Ecuadoran President Guillermo Lasso, who is on a private trip to New York and was due in South Korea yesterday for an official visit, called off his foreign trip to immediately return to Ecuador to handle the incident.
The SNAI prisons authority announced that “an event occurred” in the Guayas 1 prison in Guayaquil “resulting in six dead people.”
Photo: Reuters
It later added that the deceased were “of Colombian nationality and accused of the murder of former presidential candidate Fernando Villavicencio.”
Villavicencio, a 59-year-old journalist, was gunned down on Aug. 9 as he left a campaign rally in the capital, Quito, 11 days ahead of the first round of voting.
After news broke of the prison deaths, Lasso said he was returning home.
Photo: Reuters
“In the next few hours I will return to Ecuador to attend to this emergency.

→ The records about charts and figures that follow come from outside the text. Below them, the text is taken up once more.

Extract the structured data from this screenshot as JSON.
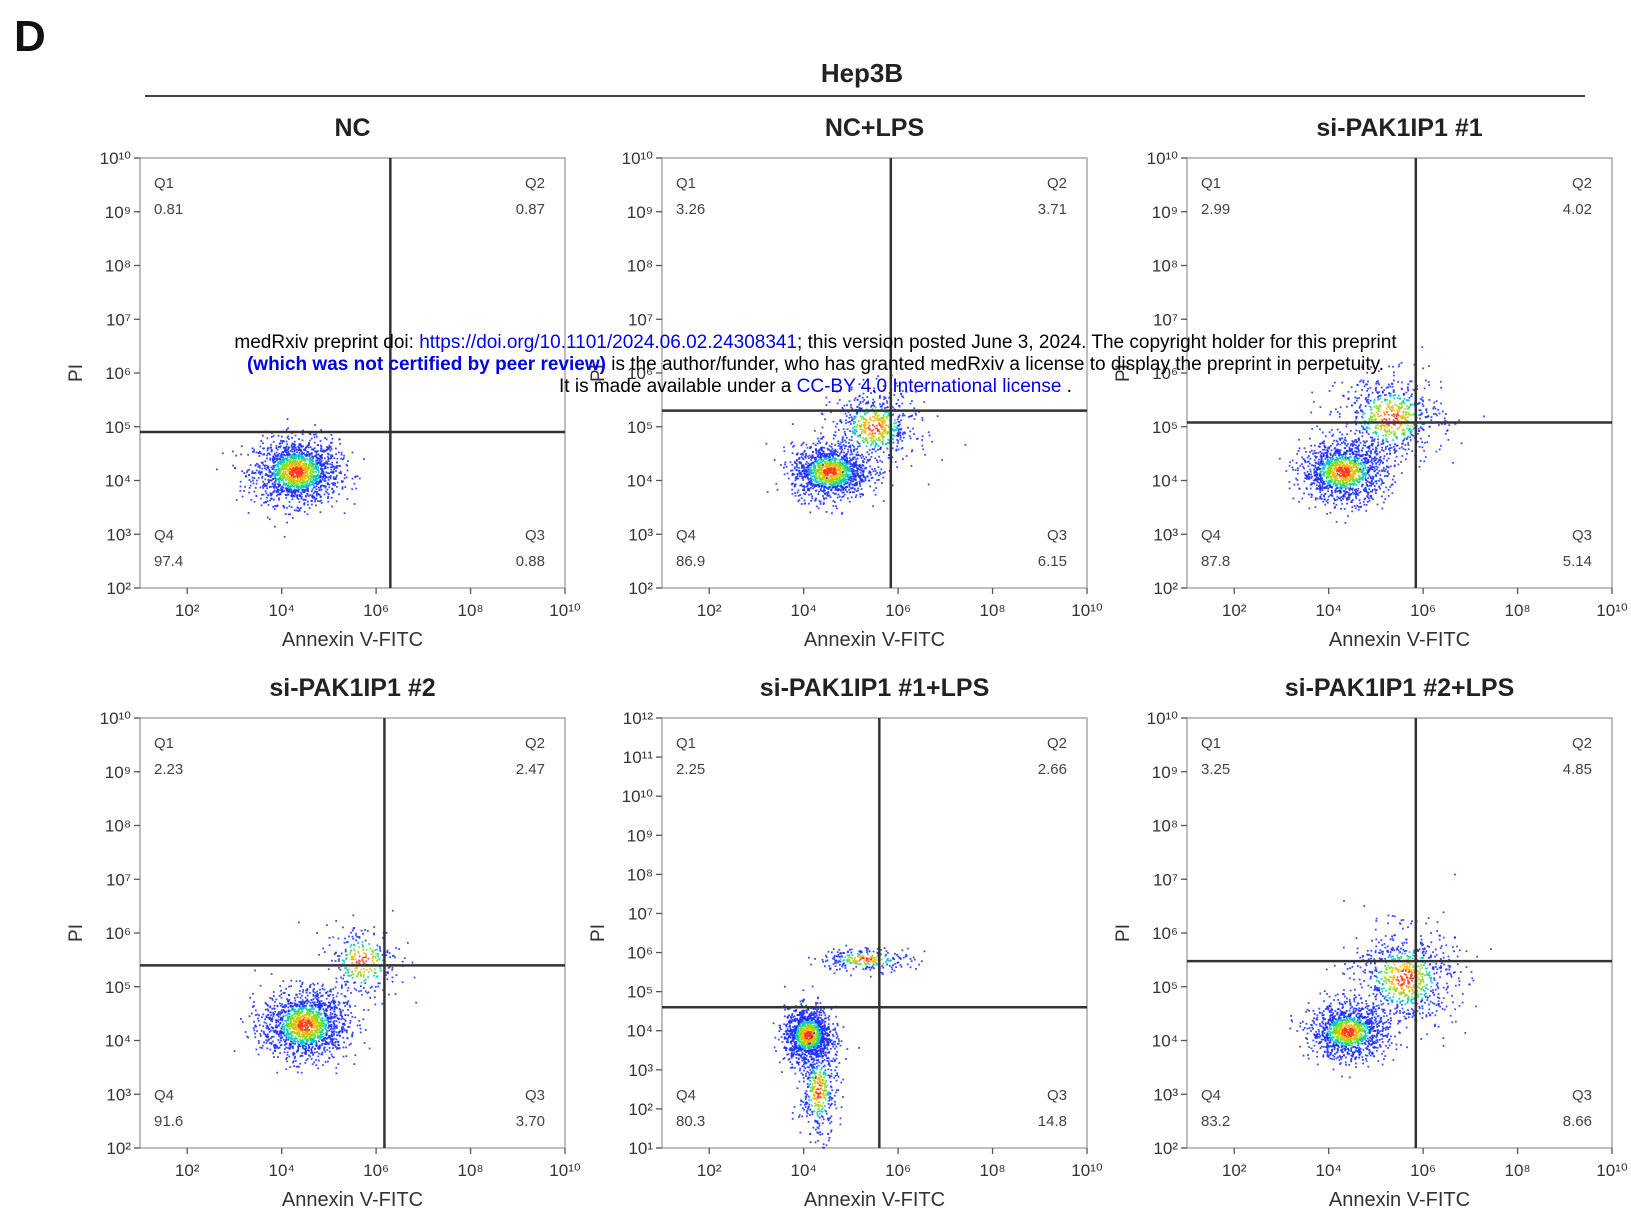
{
  "figure": {
    "panel_letter": "D",
    "group_title": "Hep3B"
  },
  "watermark": {
    "line1_prefix": "medRxiv preprint doi: ",
    "line1_link": "https://doi.org/10.1101/2024.06.02.24308341",
    "line1_suffix": "; this version posted June 3, 2024. The copyright holder for this preprint",
    "line2_bold": "(which was not certified by peer review)",
    "line2_suffix": " is the author/funder, who has granted medRxiv a license to display the preprint in perpetuity.",
    "line3_prefix": "It is made available under a ",
    "line3_link": "CC-BY 4.0 International license",
    "line3_suffix": " ."
  },
  "colors": {
    "axis": "#555555",
    "gate_line": "#333333",
    "text": "#222222",
    "density_low": "#1a2bff",
    "density_mid": "#00c8c8",
    "density_high": "#ff3a1a"
  },
  "chart_data": [
    {
      "type": "scatter",
      "title": "NC",
      "xlabel": "Annexin V-FITC",
      "ylabel": "PI",
      "x_scale": "log10",
      "y_scale": "log10",
      "xlim": [
        10,
        10000000000
      ],
      "ylim": [
        100,
        10000000000
      ],
      "x_ticks": [
        "10²",
        "10⁴",
        "10⁶",
        "10⁸",
        "10¹⁰"
      ],
      "y_ticks": [
        "10²",
        "10³",
        "10⁴",
        "10⁵",
        "10⁶",
        "10⁷",
        "10⁸",
        "10⁹",
        "10¹⁰"
      ],
      "gate": {
        "x": 2000000,
        "y": 80000
      },
      "quadrants": [
        {
          "label": "Q1",
          "value": "0.81",
          "position": "top-left"
        },
        {
          "label": "Q2",
          "value": "0.87",
          "position": "top-right"
        },
        {
          "label": "Q3",
          "value": "0.88",
          "position": "bottom-right"
        },
        {
          "label": "Q4",
          "value": "97.4",
          "position": "bottom-left"
        }
      ],
      "populations": [
        {
          "cx": 20000,
          "cy": 15000,
          "sx": 0.45,
          "sy": 0.3,
          "n": 1600
        }
      ]
    },
    {
      "type": "scatter",
      "title": "NC+LPS",
      "xlabel": "Annexin V-FITC",
      "ylabel": "PI",
      "x_scale": "log10",
      "y_scale": "log10",
      "xlim": [
        10,
        10000000000
      ],
      "ylim": [
        100,
        10000000000
      ],
      "x_ticks": [
        "10²",
        "10⁴",
        "10⁶",
        "10⁸",
        "10¹⁰"
      ],
      "y_ticks": [
        "10²",
        "10³",
        "10⁴",
        "10⁵",
        "10⁶",
        "10⁷",
        "10⁸",
        "10⁹",
        "10¹⁰"
      ],
      "gate": {
        "x": 700000,
        "y": 200000
      },
      "quadrants": [
        {
          "label": "Q1",
          "value": "3.26",
          "position": "top-left"
        },
        {
          "label": "Q2",
          "value": "3.71",
          "position": "top-right"
        },
        {
          "label": "Q3",
          "value": "6.15",
          "position": "bottom-right"
        },
        {
          "label": "Q4",
          "value": "86.9",
          "position": "bottom-left"
        }
      ],
      "populations": [
        {
          "cx": 35000,
          "cy": 15000,
          "sx": 0.4,
          "sy": 0.25,
          "n": 1300
        },
        {
          "cx": 300000,
          "cy": 100000,
          "sx": 0.45,
          "sy": 0.35,
          "n": 600
        }
      ]
    },
    {
      "type": "scatter",
      "title": "si-PAK1IP1 #1",
      "xlabel": "Annexin V-FITC",
      "ylabel": "PI",
      "x_scale": "log10",
      "y_scale": "log10",
      "xlim": [
        10,
        10000000000
      ],
      "ylim": [
        100,
        10000000000
      ],
      "x_ticks": [
        "10²",
        "10⁴",
        "10⁶",
        "10⁸",
        "10¹⁰"
      ],
      "y_ticks": [
        "10²",
        "10³",
        "10⁴",
        "10⁵",
        "10⁶",
        "10⁷",
        "10⁸",
        "10⁹",
        "10¹⁰"
      ],
      "gate": {
        "x": 700000,
        "y": 120000
      },
      "quadrants": [
        {
          "label": "Q1",
          "value": "2.99",
          "position": "top-left"
        },
        {
          "label": "Q2",
          "value": "4.02",
          "position": "top-right"
        },
        {
          "label": "Q3",
          "value": "5.14",
          "position": "bottom-right"
        },
        {
          "label": "Q4",
          "value": "87.8",
          "position": "bottom-left"
        }
      ],
      "populations": [
        {
          "cx": 20000,
          "cy": 15000,
          "sx": 0.45,
          "sy": 0.28,
          "n": 1300
        },
        {
          "cx": 200000,
          "cy": 150000,
          "sx": 0.55,
          "sy": 0.4,
          "n": 650
        }
      ]
    },
    {
      "type": "scatter",
      "title": "si-PAK1IP1 #2",
      "xlabel": "Annexin V-FITC",
      "ylabel": "PI",
      "x_scale": "log10",
      "y_scale": "log10",
      "xlim": [
        10,
        10000000000
      ],
      "ylim": [
        100,
        10000000000
      ],
      "x_ticks": [
        "10²",
        "10⁴",
        "10⁶",
        "10⁸",
        "10¹⁰"
      ],
      "y_ticks": [
        "10²",
        "10³",
        "10⁴",
        "10⁵",
        "10⁶",
        "10⁷",
        "10⁸",
        "10⁹",
        "10¹⁰"
      ],
      "gate": {
        "x": 1500000,
        "y": 250000
      },
      "quadrants": [
        {
          "label": "Q1",
          "value": "2.23",
          "position": "top-left"
        },
        {
          "label": "Q2",
          "value": "2.47",
          "position": "top-right"
        },
        {
          "label": "Q3",
          "value": "3.70",
          "position": "bottom-right"
        },
        {
          "label": "Q4",
          "value": "91.6",
          "position": "bottom-left"
        }
      ],
      "populations": [
        {
          "cx": 30000,
          "cy": 20000,
          "sx": 0.45,
          "sy": 0.32,
          "n": 1500
        },
        {
          "cx": 500000,
          "cy": 300000,
          "sx": 0.4,
          "sy": 0.35,
          "n": 300
        }
      ]
    },
    {
      "type": "scatter",
      "title": "si-PAK1IP1 #1+LPS",
      "xlabel": "Annexin V-FITC",
      "ylabel": "PI",
      "x_scale": "log10",
      "y_scale": "log10",
      "xlim": [
        10,
        10000000000
      ],
      "ylim": [
        10,
        1000000000000
      ],
      "x_ticks": [
        "10²",
        "10⁴",
        "10⁶",
        "10⁸",
        "10¹⁰"
      ],
      "y_ticks": [
        "10¹",
        "10²",
        "10³",
        "10⁴",
        "10⁵",
        "10⁶",
        "10⁷",
        "10⁸",
        "10⁹",
        "10¹⁰",
        "10¹¹",
        "10¹²"
      ],
      "gate": {
        "x": 400000,
        "y": 40000
      },
      "quadrants": [
        {
          "label": "Q1",
          "value": "2.25",
          "position": "top-left"
        },
        {
          "label": "Q2",
          "value": "2.66",
          "position": "top-right"
        },
        {
          "label": "Q3",
          "value": "14.8",
          "position": "bottom-right"
        },
        {
          "label": "Q4",
          "value": "80.3",
          "position": "bottom-left"
        }
      ],
      "populations": [
        {
          "cx": 12000,
          "cy": 8000,
          "sx": 0.25,
          "sy": 0.35,
          "n": 1300
        },
        {
          "cx": 20000,
          "cy": 300,
          "sx": 0.2,
          "sy": 0.6,
          "n": 400
        },
        {
          "cx": 200000,
          "cy": 700000,
          "sx": 0.5,
          "sy": 0.15,
          "n": 250
        }
      ]
    },
    {
      "type": "scatter",
      "title": "si-PAK1IP1 #2+LPS",
      "xlabel": "Annexin V-FITC",
      "ylabel": "PI",
      "x_scale": "log10",
      "y_scale": "log10",
      "xlim": [
        10,
        10000000000
      ],
      "ylim": [
        100,
        10000000000
      ],
      "x_ticks": [
        "10²",
        "10⁴",
        "10⁶",
        "10⁸",
        "10¹⁰"
      ],
      "y_ticks": [
        "10²",
        "10³",
        "10⁴",
        "10⁵",
        "10⁶",
        "10⁷",
        "10⁸",
        "10⁹",
        "10¹⁰"
      ],
      "gate": {
        "x": 700000,
        "y": 300000
      },
      "quadrants": [
        {
          "label": "Q1",
          "value": "3.25",
          "position": "top-left"
        },
        {
          "label": "Q2",
          "value": "4.85",
          "position": "top-right"
        },
        {
          "label": "Q3",
          "value": "8.66",
          "position": "bottom-right"
        },
        {
          "label": "Q4",
          "value": "83.2",
          "position": "bottom-left"
        }
      ],
      "populations": [
        {
          "cx": 25000,
          "cy": 15000,
          "sx": 0.4,
          "sy": 0.25,
          "n": 1200
        },
        {
          "cx": 400000,
          "cy": 150000,
          "sx": 0.55,
          "sy": 0.45,
          "n": 800
        }
      ]
    }
  ]
}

Neither complicity nor cover-up, here the truth will be known,” Lasso wrote on X, formerly Twitter.
The public prosecutor’s office said that its agents, along with police and the military, were “executing security protocols ... in light of the disturbance that occurred Friday afternoon.”
It added in a statement on X that “in the coming hours, specialized military personnel will carry out the first raids and reconnaissance of Cellblock 7, where the incidents originated, to take control of the situation.”
Authorities have provided no further details about the killings, which came just days before the second round of voting in the presidential election on Sunday next week.
The runoff is to be between lawyer Luisa Gonzalez — a close associate of former Ecuadoran president Rafael Correa, of whom Villavicencio was a fierce opponent — and 35-year-old upstart Daniel Noboa.
The assassination of Villavicencio, a centrist who had been polling in second place, rocked Ecuador days ahead of the Aug. 20 national elections, in which corruption and the country’s declining security situation were major themes.
Six Colombians with long criminal records were arrested shortly after, while a seventh was killed at the scene of the crime.
Villavicencio had carried out scores of investigations, including exposing a vast graft network that led to Correa being sentenced to eight years in prison.
Correa fled the country to avoid jail time and has been living in exile in Belgium for six years.
Villavicencio had drawn the ire of gangs and drug traffickers with his reputation for speaking out against the cartels, many of which operate out of prisons across Ecuador.